On June 21, 2012, for instance, in a restaurant in Pico Rivera, Calif., outside Los Angeles, Calderon said he could lower the budget threshold if the movie executive would hire his daughter, Jessica.

“There might be a play, you know, to lower the tax credit.” He went on: “Any help you could do for my kids is — you know, that’s diamonds for me.”

The agent agreed to hire Calderon’s daughter for $3,000 a month if the senator could help reduce the movie budget threshold “sooner rather than later.”

They had a deal. Calderon’s wife, Ana, would draw up an employment agreement for Jessica and the movie executive. That written agreement, Calderon said, was “to keep it legit.” The FBI summarized his thinking in the court document: “You never take money directly from people and you have to be careful about a tit-for-tat relationship.”
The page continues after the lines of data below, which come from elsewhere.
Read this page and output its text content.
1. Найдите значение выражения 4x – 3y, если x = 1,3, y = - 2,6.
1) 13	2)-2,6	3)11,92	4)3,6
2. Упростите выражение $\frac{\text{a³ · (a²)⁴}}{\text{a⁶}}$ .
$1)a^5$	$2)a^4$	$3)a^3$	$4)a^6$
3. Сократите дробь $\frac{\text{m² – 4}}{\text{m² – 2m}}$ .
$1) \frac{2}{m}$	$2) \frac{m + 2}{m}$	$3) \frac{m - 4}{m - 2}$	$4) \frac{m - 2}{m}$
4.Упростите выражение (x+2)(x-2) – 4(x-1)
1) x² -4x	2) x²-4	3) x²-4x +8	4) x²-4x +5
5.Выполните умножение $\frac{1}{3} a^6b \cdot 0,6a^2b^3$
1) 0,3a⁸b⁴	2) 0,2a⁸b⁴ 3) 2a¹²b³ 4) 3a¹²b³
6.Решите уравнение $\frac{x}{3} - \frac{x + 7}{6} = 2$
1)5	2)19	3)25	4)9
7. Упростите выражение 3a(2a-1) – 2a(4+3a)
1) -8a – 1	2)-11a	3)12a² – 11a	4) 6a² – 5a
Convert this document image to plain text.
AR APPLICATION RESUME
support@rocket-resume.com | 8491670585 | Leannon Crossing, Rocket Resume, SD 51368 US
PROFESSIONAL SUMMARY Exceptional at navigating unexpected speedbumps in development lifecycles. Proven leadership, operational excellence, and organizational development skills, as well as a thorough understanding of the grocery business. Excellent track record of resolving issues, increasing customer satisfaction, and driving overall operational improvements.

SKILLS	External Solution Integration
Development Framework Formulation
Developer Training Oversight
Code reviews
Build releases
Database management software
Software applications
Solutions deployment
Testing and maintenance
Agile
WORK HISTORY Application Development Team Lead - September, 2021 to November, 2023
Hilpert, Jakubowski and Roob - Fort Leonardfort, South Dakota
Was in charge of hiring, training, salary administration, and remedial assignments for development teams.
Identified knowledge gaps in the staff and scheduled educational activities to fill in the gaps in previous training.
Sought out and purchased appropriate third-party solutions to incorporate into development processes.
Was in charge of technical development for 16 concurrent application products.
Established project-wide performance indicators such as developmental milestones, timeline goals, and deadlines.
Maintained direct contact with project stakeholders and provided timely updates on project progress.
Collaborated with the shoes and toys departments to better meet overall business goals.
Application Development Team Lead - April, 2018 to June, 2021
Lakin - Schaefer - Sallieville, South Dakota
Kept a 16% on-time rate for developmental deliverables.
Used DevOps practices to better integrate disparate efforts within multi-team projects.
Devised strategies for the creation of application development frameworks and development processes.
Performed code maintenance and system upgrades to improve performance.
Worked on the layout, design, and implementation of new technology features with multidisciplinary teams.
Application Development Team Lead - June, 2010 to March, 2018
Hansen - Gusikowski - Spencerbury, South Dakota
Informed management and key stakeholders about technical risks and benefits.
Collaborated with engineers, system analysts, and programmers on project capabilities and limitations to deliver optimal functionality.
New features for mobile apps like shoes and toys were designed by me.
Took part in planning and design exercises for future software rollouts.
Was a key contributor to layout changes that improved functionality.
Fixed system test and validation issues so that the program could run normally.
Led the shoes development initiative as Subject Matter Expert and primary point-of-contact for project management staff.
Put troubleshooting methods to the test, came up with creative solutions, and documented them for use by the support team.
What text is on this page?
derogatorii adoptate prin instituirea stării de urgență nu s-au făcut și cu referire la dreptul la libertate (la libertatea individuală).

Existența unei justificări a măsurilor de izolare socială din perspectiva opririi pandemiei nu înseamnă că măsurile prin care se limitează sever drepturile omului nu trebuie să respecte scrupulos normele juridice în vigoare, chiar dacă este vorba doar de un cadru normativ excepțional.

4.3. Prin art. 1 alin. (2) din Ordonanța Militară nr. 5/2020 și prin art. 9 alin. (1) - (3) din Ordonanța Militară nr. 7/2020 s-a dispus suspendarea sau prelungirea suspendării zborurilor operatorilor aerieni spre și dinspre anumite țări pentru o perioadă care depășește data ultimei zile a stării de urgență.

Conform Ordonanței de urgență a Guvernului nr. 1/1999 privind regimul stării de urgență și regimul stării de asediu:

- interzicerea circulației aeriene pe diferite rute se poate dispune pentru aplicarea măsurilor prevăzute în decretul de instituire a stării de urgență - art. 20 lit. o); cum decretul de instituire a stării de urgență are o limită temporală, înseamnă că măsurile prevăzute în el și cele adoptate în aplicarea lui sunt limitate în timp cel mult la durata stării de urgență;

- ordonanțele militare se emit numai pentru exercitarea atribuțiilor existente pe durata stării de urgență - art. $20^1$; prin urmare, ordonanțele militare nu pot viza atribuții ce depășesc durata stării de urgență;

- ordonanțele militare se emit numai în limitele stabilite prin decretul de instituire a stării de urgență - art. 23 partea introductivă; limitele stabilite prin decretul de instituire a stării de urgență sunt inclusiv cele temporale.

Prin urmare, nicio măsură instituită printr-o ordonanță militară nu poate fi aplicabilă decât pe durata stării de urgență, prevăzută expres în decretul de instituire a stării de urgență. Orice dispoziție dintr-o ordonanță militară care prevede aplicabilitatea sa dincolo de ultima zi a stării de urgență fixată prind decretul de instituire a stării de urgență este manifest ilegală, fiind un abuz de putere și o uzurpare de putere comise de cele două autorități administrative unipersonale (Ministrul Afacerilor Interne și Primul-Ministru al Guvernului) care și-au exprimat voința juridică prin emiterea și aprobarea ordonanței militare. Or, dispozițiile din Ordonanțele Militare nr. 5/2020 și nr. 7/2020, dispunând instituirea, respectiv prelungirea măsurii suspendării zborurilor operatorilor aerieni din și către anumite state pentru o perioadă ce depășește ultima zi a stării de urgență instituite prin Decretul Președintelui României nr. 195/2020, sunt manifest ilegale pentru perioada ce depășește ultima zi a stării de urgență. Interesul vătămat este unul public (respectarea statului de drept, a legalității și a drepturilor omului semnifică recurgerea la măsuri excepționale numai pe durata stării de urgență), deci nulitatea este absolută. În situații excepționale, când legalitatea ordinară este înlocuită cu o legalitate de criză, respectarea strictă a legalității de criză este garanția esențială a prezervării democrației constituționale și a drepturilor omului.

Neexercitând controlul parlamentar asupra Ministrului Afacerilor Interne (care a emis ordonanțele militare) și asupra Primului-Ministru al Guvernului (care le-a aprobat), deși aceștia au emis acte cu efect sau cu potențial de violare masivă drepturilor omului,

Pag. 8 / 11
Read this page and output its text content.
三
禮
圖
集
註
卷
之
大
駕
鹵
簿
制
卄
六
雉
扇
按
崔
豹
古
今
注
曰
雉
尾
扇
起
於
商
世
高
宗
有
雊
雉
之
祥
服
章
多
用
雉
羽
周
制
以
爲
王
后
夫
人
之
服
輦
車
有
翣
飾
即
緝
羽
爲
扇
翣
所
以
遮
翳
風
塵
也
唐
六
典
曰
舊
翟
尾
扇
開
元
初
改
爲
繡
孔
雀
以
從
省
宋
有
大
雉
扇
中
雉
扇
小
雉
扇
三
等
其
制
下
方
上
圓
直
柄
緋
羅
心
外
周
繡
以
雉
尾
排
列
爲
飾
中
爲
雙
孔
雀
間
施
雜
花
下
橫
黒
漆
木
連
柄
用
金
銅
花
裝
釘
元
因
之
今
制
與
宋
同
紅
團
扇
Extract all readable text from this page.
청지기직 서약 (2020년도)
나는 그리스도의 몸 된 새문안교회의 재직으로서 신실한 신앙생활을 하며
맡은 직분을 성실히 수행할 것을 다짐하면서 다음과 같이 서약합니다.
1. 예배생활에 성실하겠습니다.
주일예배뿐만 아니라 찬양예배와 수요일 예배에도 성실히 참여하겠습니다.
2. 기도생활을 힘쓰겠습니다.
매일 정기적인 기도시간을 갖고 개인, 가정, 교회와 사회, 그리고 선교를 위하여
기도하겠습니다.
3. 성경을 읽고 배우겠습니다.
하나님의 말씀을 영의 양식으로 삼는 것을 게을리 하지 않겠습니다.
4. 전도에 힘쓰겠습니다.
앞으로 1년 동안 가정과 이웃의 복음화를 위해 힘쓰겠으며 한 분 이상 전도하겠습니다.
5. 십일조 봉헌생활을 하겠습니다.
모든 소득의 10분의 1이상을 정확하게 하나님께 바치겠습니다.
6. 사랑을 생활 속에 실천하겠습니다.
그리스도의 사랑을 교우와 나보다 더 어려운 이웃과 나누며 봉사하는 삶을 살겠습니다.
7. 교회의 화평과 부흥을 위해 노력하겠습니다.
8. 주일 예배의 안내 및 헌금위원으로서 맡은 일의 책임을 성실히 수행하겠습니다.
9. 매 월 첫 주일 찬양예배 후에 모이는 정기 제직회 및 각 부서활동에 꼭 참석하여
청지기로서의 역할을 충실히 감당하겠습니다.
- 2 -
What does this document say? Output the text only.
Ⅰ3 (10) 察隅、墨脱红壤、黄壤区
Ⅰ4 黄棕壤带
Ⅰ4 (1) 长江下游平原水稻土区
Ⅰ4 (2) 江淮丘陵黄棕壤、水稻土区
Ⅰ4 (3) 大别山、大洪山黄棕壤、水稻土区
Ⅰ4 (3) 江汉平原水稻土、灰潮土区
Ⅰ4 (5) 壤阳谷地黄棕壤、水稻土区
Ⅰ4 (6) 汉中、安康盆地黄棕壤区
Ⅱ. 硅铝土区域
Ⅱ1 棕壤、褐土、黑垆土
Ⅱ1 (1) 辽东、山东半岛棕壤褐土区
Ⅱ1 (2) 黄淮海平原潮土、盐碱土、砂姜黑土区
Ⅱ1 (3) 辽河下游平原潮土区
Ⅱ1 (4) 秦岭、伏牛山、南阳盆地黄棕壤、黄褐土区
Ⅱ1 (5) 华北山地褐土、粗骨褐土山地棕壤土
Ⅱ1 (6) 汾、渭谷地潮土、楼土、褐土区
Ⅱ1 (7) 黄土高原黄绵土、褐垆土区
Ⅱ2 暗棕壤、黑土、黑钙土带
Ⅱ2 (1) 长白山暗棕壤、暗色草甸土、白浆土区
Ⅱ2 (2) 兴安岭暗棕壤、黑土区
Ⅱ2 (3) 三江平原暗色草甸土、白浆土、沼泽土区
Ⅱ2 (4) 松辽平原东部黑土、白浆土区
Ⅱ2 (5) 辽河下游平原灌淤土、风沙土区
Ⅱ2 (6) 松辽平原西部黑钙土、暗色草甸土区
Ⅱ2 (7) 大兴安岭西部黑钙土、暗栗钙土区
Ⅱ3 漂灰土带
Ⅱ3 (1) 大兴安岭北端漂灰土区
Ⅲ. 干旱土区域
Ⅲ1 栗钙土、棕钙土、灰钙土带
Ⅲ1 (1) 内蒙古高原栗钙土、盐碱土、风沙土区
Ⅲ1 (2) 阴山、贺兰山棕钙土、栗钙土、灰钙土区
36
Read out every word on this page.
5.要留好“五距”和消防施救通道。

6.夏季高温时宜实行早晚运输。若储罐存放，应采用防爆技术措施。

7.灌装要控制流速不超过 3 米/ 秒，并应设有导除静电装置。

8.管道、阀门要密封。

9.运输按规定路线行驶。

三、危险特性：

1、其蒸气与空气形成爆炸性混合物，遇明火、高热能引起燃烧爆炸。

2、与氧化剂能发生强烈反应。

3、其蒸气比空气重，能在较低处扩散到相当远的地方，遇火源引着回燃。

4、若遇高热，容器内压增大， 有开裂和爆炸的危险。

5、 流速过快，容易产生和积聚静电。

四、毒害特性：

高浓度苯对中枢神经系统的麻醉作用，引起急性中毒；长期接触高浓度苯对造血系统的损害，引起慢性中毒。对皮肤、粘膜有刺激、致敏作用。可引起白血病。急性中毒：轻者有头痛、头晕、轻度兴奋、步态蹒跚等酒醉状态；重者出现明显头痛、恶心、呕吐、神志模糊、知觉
In reality, the record says, the arrangement was tit-for-tat: There was no work for Jessica, and payments to her were linked to Calderon’s efforts to sponsor favorable legislation. Over the course of the sting operation, the affidavit says, the FBI provided $60,000 to Calderon, much of it through his two children.

For the senator, such arrangements weren’t unusual. Separately, the FBI court filing says, Calderon also used his son, Zachary, to accept kickbacks from a hospital executive, Michael D. Drobot, whose companies have received more than $161 million in state insurance payments. The state has sued Drobot, alleging he was behind “multiple fraudulent schemes.”